999 Rehlein
Das Cafemima ist voll. Markttag. Buddha meditiert seine
innere Stille (hoffe und glaube ich) als Tonfigur verkleidet. Der Elefantengott
ist stofflich auch da und ein plakatives, papierenes Hoppala von Gitti. Die
Welt wird wirklich bunter. Meinen Halsschmuck mit dem bethlehemitischen
Tau-Taube-Ölbaumholzkreuz, dem mexikanischen Psilocybe-Stein und der
Marienblechmarke – ich glaube ungeweiht - habe ich umzuhängen vergessen, obwohl
ich ihn mitnehmen wollte. Dafür habe ich heute meine chefarztpflichtigen
Antidepressiva – einzunehmen nach dem Frühstück – dabei, die ich gestern
vergessen hatte. (Es gibt eine Buntheit, die ich nicht mag; und es gibt eine
Buntheit, die ich mag, wie diese hier.)
An Jugendliche wird kein Alkohol ausgeschenkt.
Ich glaube, ich komme jetzt allmählich wieder dort an, wo
ich schon einmal war, bevor ich in die Fünfzigerjahre zurückgebombt worden bin.
In solch einem Ambiente habe ich mich schon früher wohlgefühlt.
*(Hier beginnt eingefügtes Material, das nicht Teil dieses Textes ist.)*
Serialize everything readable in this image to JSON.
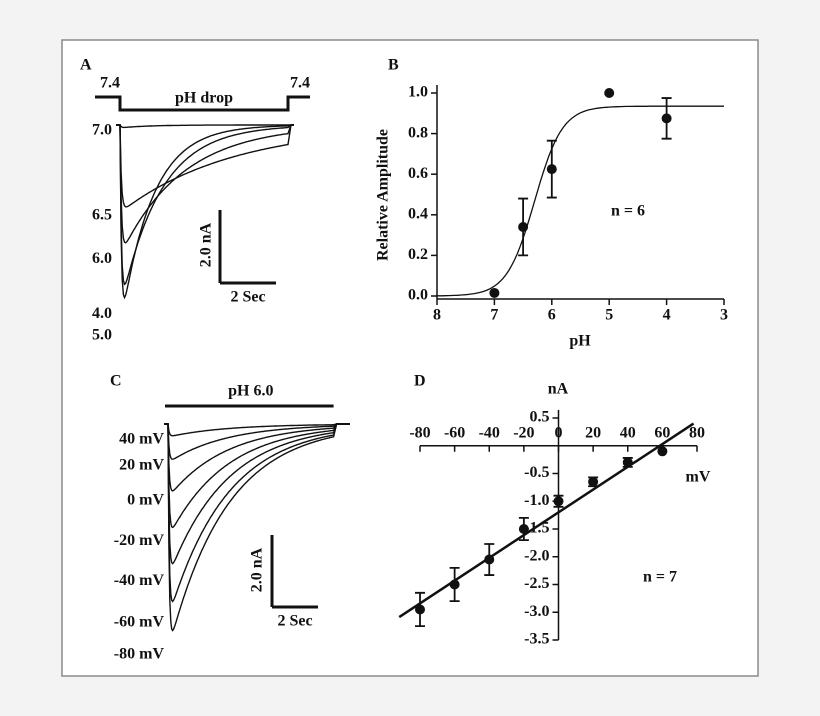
{
  "chart_data": [
    {
      "type": "traces",
      "panel": "A",
      "color": "#111111",
      "duration_s": 6,
      "stimulus": {
        "label": "pH drop",
        "before": "7.4",
        "after": "7.4"
      },
      "series": [
        {
          "name": "7.0",
          "peak": 0.08,
          "decay_s": 1.0
        },
        {
          "name": "6.5",
          "peak": 2.4,
          "decay_s": 4.0
        },
        {
          "name": "6.0",
          "peak": 3.6,
          "decay_s": 2.2
        },
        {
          "name": "4.0",
          "peak": 5.1,
          "decay_s": 1.4
        },
        {
          "name": "5.0",
          "peak": 5.7,
          "decay_s": 1.1
        }
      ],
      "scale_y": {
        "value": 2,
        "label": "2.0 nA"
      },
      "scale_x": {
        "value": 2,
        "label": "2 Sec"
      }
    },
    {
      "type": "scatter",
      "panel": "B",
      "color": "#111111",
      "x_label": "pH",
      "y_label": "Relative Amplitude",
      "annotation": "n = 6",
      "x": [
        7,
        6.5,
        6,
        5,
        4
      ],
      "values": [
        0.015,
        0.34,
        0.625,
        1.0,
        0.875
      ],
      "errors": [
        null,
        0.14,
        0.14,
        null,
        0.1
      ],
      "xlim": [
        8,
        3
      ],
      "ylim": [
        0,
        1
      ],
      "xticks": [
        8,
        7,
        6,
        5,
        4,
        3
      ],
      "yticks": [
        {
          "value": 0,
          "label": "0.0"
        },
        0.2,
        0.4,
        0.6,
        0.8,
        {
          "value": 1,
          "label": "1.0"
        }
      ],
      "fit": {
        "top": 0.935,
        "half": 6.3,
        "hill": 1.8
      }
    },
    {
      "type": "traces",
      "panel": "C",
      "color": "#111111",
      "duration_s": 7.2,
      "stimulus": {
        "label": "pH 6.0"
      },
      "series": [
        {
          "name": "40 mV",
          "peak": 0.36,
          "decay_s": 2.5
        },
        {
          "name": "20 mV",
          "peak": 1.08,
          "decay_s": 2.5
        },
        {
          "name": "0 mV",
          "peak": 2.05,
          "decay_s": 2.5
        },
        {
          "name": "-20 mV",
          "peak": 3.17,
          "decay_s": 2.5
        },
        {
          "name": "-40 mV",
          "peak": 4.28,
          "decay_s": 2.5
        },
        {
          "name": "-60 mV",
          "peak": 5.44,
          "decay_s": 2.5
        },
        {
          "name": "-80 mV",
          "peak": 6.33,
          "decay_s": 2.5
        }
      ],
      "scale_y": {
        "value": 2,
        "label": "2.0 nA"
      },
      "scale_x": {
        "value": 2,
        "label": "2 Sec"
      }
    },
    {
      "type": "scatter",
      "panel": "D",
      "color": "#111111",
      "x_label": "mV",
      "y_label": "nA",
      "annotation": "n = 7",
      "x": [
        -80,
        -60,
        -40,
        -20,
        0,
        20,
        40,
        60
      ],
      "values": [
        -2.95,
        -2.5,
        -2.05,
        -1.5,
        -1.0,
        -0.65,
        -0.3,
        -0.1
      ],
      "errors": [
        0.3,
        0.3,
        0.28,
        0.2,
        0.1,
        0.08,
        0.08,
        null
      ],
      "xlim": [
        -80,
        80
      ],
      "ylim": [
        -3.5,
        0.5
      ],
      "xticks": [
        -80,
        -60,
        -40,
        -20,
        0,
        20,
        40,
        60,
        80
      ],
      "yticks": [
        0.5,
        -0.5,
        {
          "value": -1,
          "label": "-1.0"
        },
        -1.5,
        {
          "value": -2,
          "label": "-2.0"
        },
        -2.5,
        {
          "value": -3,
          "label": "-3.0"
        },
        -3.5
      ],
      "fit": {
        "slope": 0.0205,
        "intercept": -1.2,
        "from": -92,
        "to": 78
      }
    }
  ]
}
Der
Wiederaufbau ist sozusagen gelungen. Für mich leider zu spät.
Jetzt habe ich gerade zu den Tischnachbarn gesagt,
„Geschmäcker sind verschieden, aber das Mimafrühstück schmeckt mir ganz
besonders.“ (Beim Versuch, es näher zu beschreiben, sind mir natürlich einige
Wörter nicht und nicht eingefallen – zum Beispiel wie das Brot heißt – und ich
habe herumzappeln müssen. Aber das ist mir völlig egal. Das kann mich heute
nicht erschüttern. Denn heute weiß ich, daß ich – trotz aller Blödheiten - ein
Pionier des echten Fortschritts war, bevor ich in die Fünfzigerjahre
zurückgebombt wurde – respektive mich habe zurückbomben lassen. Jetzt wirke ich
auf alle so, als wäre ich hintennach, im besten Fall, daß ich so halbwegs
gerade noch ein wenig aufgeschlossen habe. Aber schon am Abstellgleis.
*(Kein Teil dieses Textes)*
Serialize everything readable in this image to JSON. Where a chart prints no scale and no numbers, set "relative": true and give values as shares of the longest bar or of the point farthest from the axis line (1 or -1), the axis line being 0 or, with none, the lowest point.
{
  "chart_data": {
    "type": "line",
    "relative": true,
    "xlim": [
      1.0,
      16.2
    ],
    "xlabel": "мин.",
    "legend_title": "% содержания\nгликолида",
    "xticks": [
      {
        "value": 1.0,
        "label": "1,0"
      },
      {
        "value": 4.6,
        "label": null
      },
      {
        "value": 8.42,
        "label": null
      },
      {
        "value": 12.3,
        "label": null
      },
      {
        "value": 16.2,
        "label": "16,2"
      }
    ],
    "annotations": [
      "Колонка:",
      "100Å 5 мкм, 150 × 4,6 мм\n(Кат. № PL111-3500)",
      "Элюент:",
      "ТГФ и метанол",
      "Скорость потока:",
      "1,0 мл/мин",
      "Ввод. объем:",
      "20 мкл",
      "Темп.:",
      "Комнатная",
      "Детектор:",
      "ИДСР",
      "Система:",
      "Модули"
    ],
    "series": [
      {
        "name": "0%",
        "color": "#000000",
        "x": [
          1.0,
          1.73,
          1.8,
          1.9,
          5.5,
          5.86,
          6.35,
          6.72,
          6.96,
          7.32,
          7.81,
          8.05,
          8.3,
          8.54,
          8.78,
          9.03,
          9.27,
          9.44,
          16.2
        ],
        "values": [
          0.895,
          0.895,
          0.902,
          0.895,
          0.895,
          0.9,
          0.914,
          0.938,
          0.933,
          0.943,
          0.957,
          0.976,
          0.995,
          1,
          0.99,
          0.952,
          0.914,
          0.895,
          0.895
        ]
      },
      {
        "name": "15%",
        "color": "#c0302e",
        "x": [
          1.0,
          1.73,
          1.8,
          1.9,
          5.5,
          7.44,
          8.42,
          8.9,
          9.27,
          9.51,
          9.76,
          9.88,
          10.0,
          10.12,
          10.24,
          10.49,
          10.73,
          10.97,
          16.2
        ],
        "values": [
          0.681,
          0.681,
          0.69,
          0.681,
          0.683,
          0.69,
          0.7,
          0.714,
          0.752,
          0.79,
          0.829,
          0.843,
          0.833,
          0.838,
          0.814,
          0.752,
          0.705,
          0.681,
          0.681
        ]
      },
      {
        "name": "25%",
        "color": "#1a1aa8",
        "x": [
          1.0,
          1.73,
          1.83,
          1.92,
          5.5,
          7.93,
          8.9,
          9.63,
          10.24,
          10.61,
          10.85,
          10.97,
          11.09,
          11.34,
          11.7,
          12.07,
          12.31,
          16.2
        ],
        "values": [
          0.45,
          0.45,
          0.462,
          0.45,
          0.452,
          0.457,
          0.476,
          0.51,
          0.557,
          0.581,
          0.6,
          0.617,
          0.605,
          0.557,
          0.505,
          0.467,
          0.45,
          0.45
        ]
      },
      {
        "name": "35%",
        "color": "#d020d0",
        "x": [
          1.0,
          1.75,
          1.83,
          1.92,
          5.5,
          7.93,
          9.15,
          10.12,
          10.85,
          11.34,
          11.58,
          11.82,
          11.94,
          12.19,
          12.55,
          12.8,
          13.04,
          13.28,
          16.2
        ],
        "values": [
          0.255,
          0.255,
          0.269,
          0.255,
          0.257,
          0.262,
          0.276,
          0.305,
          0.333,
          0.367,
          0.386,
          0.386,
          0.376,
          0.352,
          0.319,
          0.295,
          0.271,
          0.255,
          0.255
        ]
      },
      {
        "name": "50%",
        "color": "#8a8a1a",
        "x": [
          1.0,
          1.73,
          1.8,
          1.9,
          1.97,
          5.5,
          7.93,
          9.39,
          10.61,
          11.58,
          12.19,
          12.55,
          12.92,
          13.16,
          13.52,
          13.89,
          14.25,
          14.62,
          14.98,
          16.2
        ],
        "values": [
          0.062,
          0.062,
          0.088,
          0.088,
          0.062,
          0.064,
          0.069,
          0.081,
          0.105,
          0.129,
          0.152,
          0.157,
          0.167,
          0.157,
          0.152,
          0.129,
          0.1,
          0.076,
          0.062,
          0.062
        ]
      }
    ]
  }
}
An Jugendliche wird kein Alkohol ausgeschenkt.
Ich lasse mich von der Buntheit einhüllen und vielleicht
„meditiere“ ich sie.
Dazu paßt es sehr gut, daß ich am Heimweg einer ehemaligen
Kellnerin aus der Bluebox („Rehlein“ – scheu und unnahbar) über den Weg
gelaufen bin und wir uns wieder erkannt und gegrüßt haben.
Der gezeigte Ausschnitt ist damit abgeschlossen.